Resource utilisation and scaling
Since attentionbased pooling is a relatively new direction for neural networks, it is important to characterise the amount of resources used in addition to the underlying model (here, SchNet and DimeNet++). The main implementation of ABP that is used throughout the paper exhibits quadratic time and memory scaling in the number of atoms of a molecule, as the standard attention mechanism computes pairwise scores between all atom representations outputted by SchNet or DimeNet++. Currently, all molecules have to be padded with zeros to the maximum number of atoms per molecule in the used dataset, since otherwise the tensor dimensions would not match across different molecules. Although recent versions of PyTorch (2.0+) support ragged tensors where the dimensions might not match, the implementation is still an early prototype at the time of writing and not all tensor operations required by ABP are available. It is also worth highlighting that inside ABP, the SABs can be trivially replaced with induced selfattention blocks (ISABs), an alternative that computes attention between the original set of size n and a small set of learnable parameters of size m (typically m ≤ 16), scaling as n ⋅ m in terms of memory instead of quadratically in n. We have not investigated the potential impact of this approximation on the predictive performance.

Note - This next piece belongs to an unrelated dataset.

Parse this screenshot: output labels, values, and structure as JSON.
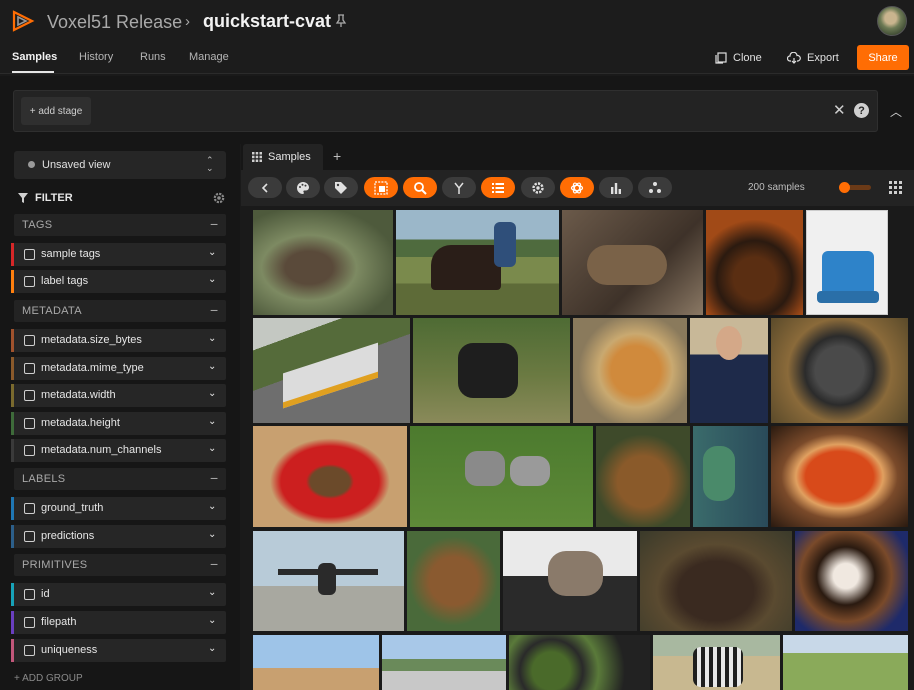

We have recorded the time spent per epoch (using PyTorch Lightning’s Timer callback function) and the maximum amount of allocated memory using PyTorch’s torch.cuda.max_memory_allocated function, for SchNet and DimeNet++ models with sum and ABP readouts in Fig. 3 (QM9, QMugs) and Supplementary Fig. 1 (QM7b, QM8). On QM9, the model with the largest ABP readout (16 attention heads and 64 embedding dimensions per head) adds, on average, 27.57 seconds of training per epoch for SchNet (79.54% relative to sum pooling) and 14.05 (9.77% relative) for DimeNet++. On QMugs, ABP added 11 minutes and 37 seconds for SchNet (101.75% relative) and 9 minutes and 43 seconds (18.33% relative) for DimeNet++. Despite ABP increasing the training time per epoch by similar amounts (e.g., around 10 min for QMugs), the relative change for SchNet is considerably larger since SchNet is 4 to 5 times faster than DimeNet++ in our experiments.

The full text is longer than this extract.